Broader Context and Significance

This message sits at a critical inflection point in the broader session. The team had invested significant effort in the LXC approach—installing the NVIDIA driver on the Proxmox host, converting the container to privileged mode, configuring bind-mounts for all eight GPUs, copying the 405GB model cache, and installing the entire ML stack (PyTorch 2.10.0, sglang, flashinfer, and numerous dependencies). The LXC approach was the last hope for achieving P2P DMA between GPUs after the KVM VM proved fundamentally limited by VFIO/IOMMU topology.

The failure of cuInit meant that all this infrastructure work was for nothing unless the driver initialization issue could be resolved. The message effectively marks the transition from "environment setup" to "driver debugging"—a shift from high-level configuration to low-level kernel and firmware investigation.
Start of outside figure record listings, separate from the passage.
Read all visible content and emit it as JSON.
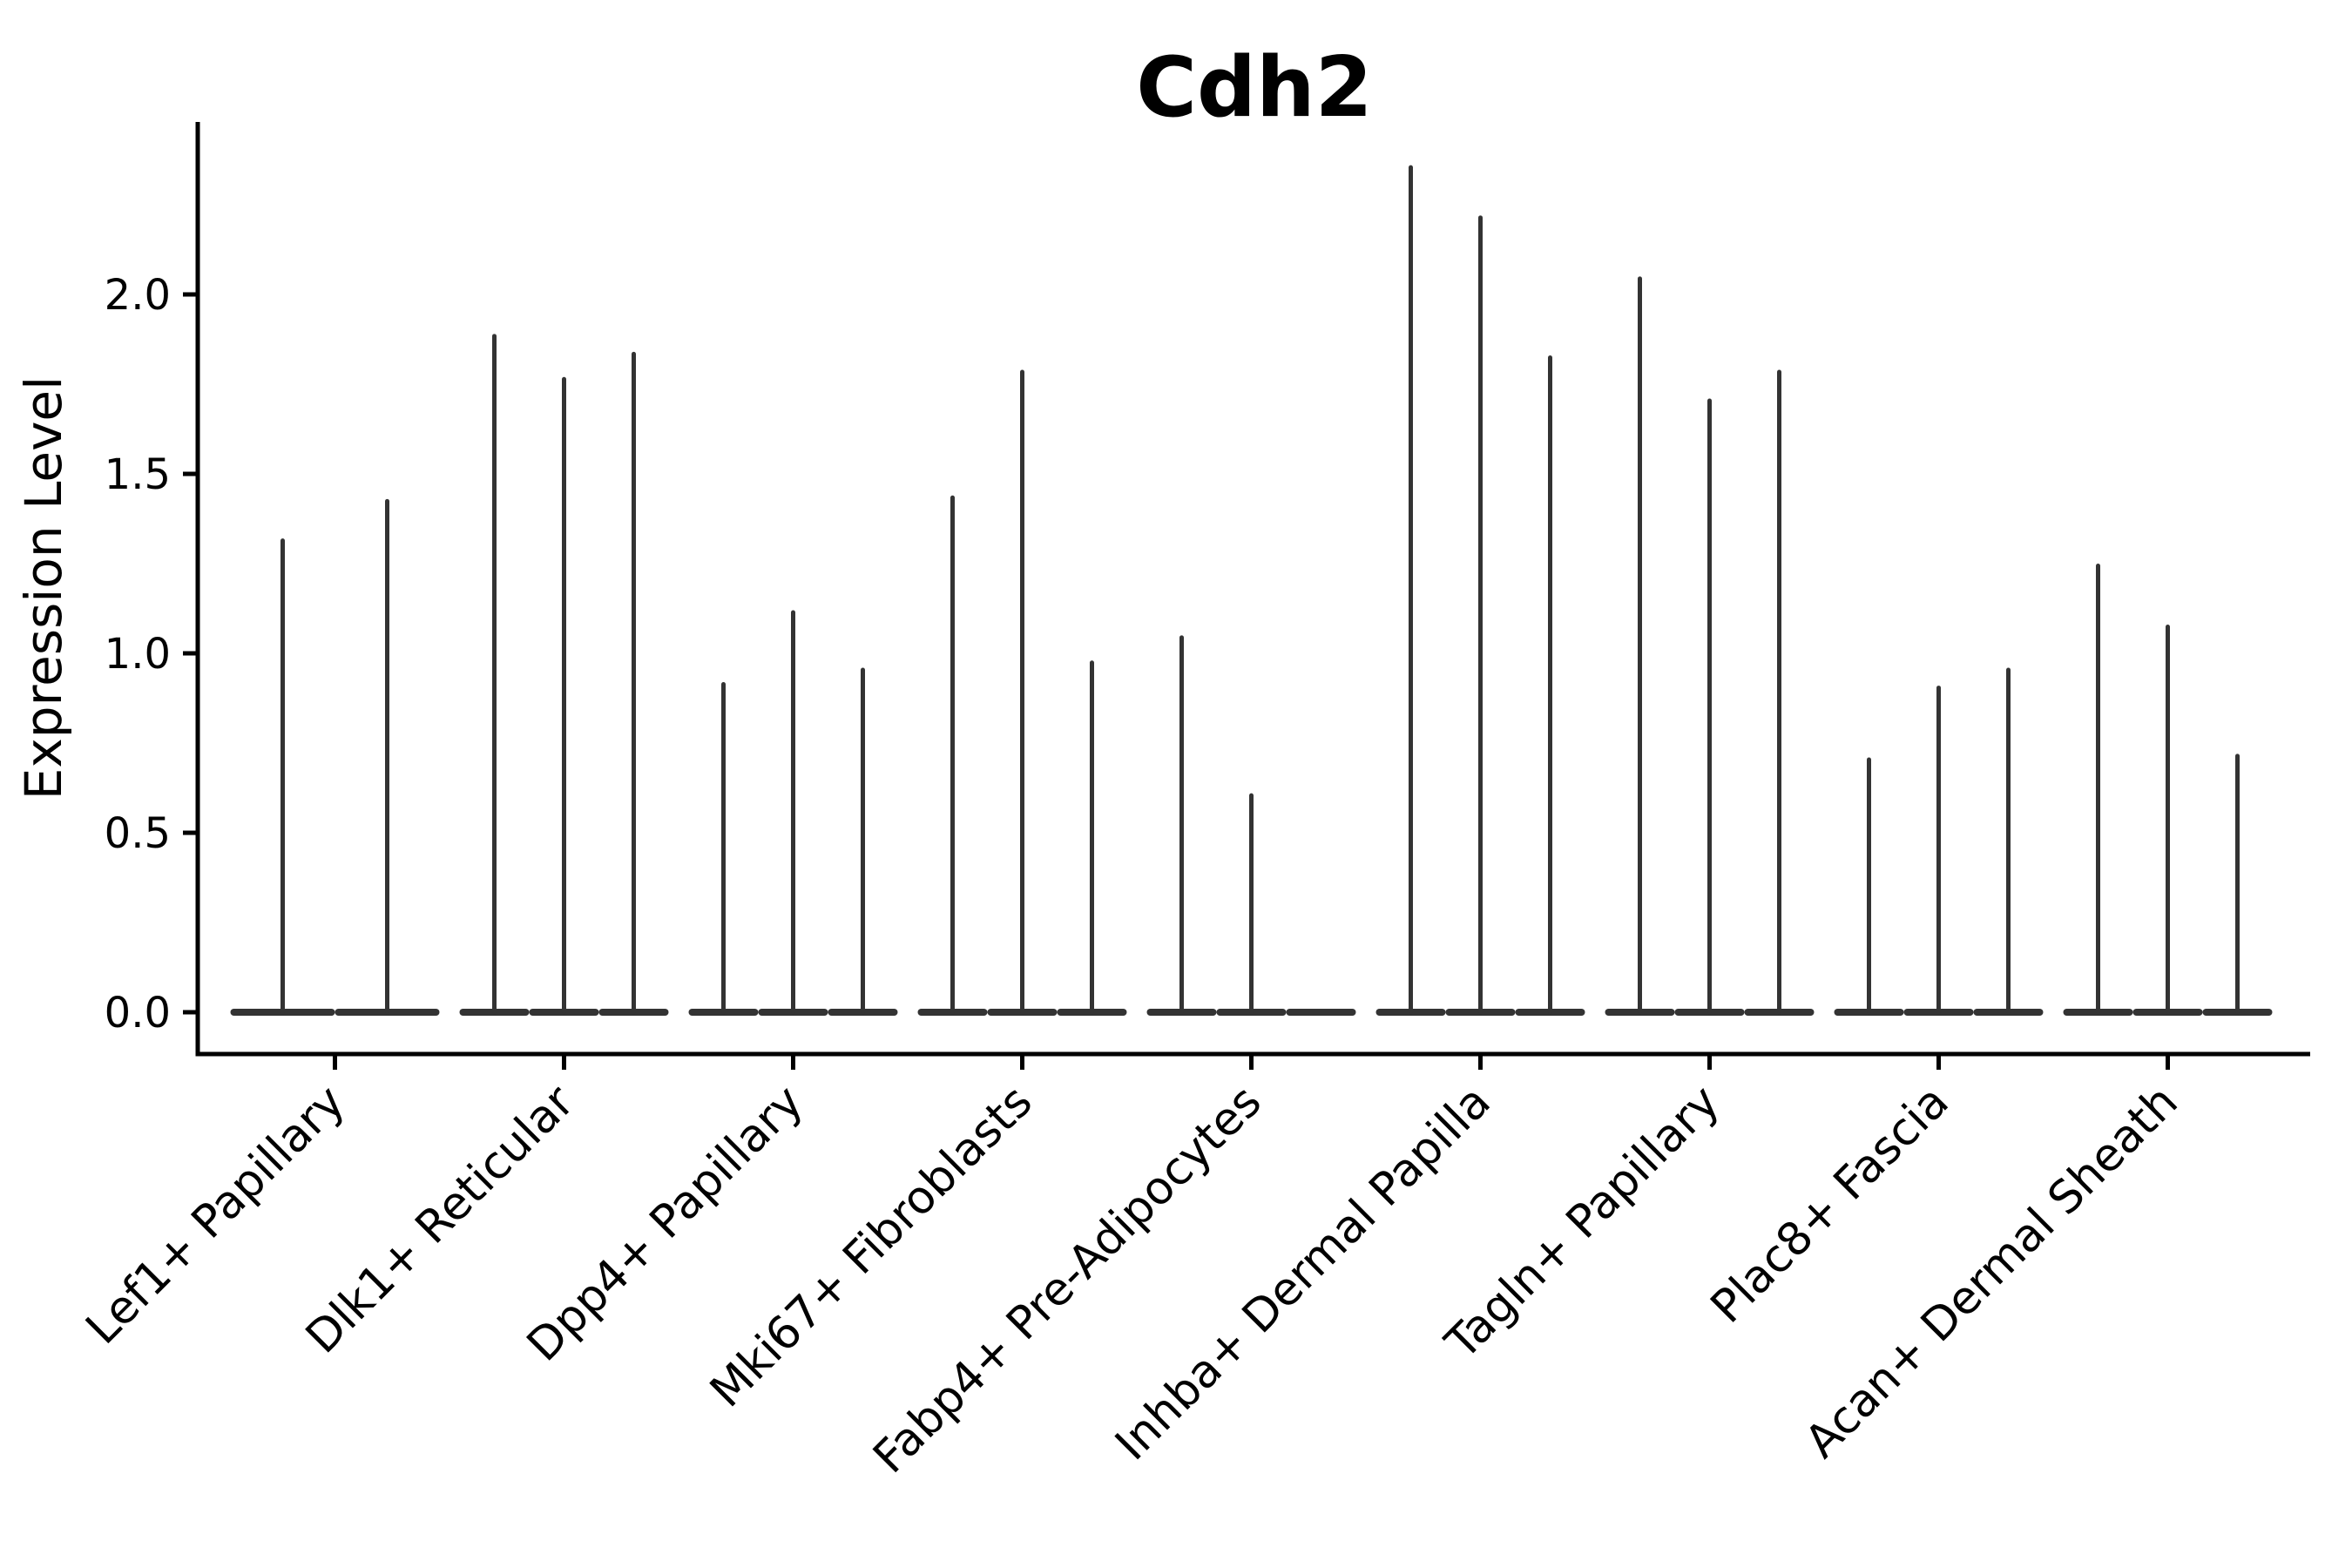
{
  "chart_data": {
    "type": "violin",
    "title": "Cdh2",
    "xlabel": "",
    "ylabel": "Expression Level",
    "ylim": [
      -0.11,
      2.48
    ],
    "grid": false,
    "legend": "none",
    "yticks": [
      0.0,
      0.5,
      1.0,
      1.5,
      2.0
    ],
    "ytick_labels": [
      "0.0",
      "0.5",
      "1.0",
      "1.5",
      "2.0"
    ],
    "categories": [
      "Lef1+ Papillary",
      "Dlk1+ Reticular",
      "Dpp4+ Papillary",
      "Mki67+ Fibroblasts",
      "Fabp4+ Pre-Adipocytes",
      "Inhba+ Dermal Papilla",
      "Tagln+ Papillary",
      "Plac8+ Fascia",
      "Acan+ Dermal Sheath"
    ],
    "groups": [
      {
        "label": "Lef1+ Papillary",
        "violin_max": [
          1.32,
          1.43
        ]
      },
      {
        "label": "Dlk1+ Reticular",
        "violin_max": [
          1.89,
          1.77,
          1.84
        ]
      },
      {
        "label": "Dpp4+ Papillary",
        "violin_max": [
          0.92,
          1.12,
          0.96
        ]
      },
      {
        "label": "Mki67+ Fibroblasts",
        "violin_max": [
          1.44,
          1.79,
          0.98
        ]
      },
      {
        "label": "Fabp4+ Pre-Adipocytes",
        "violin_max": [
          1.05,
          0.61,
          0.0
        ]
      },
      {
        "label": "Inhba+ Dermal Papilla",
        "violin_max": [
          2.36,
          2.22,
          1.83
        ]
      },
      {
        "label": "Tagln+ Papillary",
        "violin_max": [
          2.05,
          1.71,
          1.79
        ]
      },
      {
        "label": "Plac8+ Fascia",
        "violin_max": [
          0.71,
          0.91,
          0.96
        ]
      },
      {
        "label": "Acan+ Dermal Sheath",
        "violin_max": [
          1.25,
          1.08,
          0.72
        ]
      }
    ],
    "colors": {
      "violin": "#333333",
      "axis": "#000000",
      "text": "#000000",
      "background": "#ffffff"
    }
  }
}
In the messages that followed ([msg 511] onwards), the assistant would investigate kernel module versions, discover that the proprietary kernel module (nvidia) made GPUs invisible while the open-source module (nvidia-open) allowed detection but not initialization, and ultimately trace the issue to missing Blackwell GSP firmware files and potential kernel version incompatibility. The cuInit failure was the first clear signal that something was wrong at the deepest level of the software stack.

Conclusion

Message [msg 510] is a masterclass in diagnostic minimalism. Faced with a confusing failure where nvidia-smi reported healthy GPUs but PyTorch refused to initialize CUDA, the assistant designed a single, elegant test that cut through the ambiguity. By calling cuInit directly via ctypes, it eliminated an entire class of hypotheses (PyTorch version mismatch, library path issues) and pinpointed the failure to the CUDA driver's own initialization sequence. The return code of 3—CUDA_ERROR_NOT_INITIALIZED—was the first concrete evidence that the NVIDIA driver stack on the Proxmox host had a fundamental incompatibility with the Blackwell GPU architecture, a problem that would ultimately require kernel and firmware investigation to resolve. In the broader narrative of deploying GLM-5-NVFP4 across eight Blackwell GPUs, this message represents the moment when the team realized that even the most carefully constructed container environment could not overcome a broken driver foundation.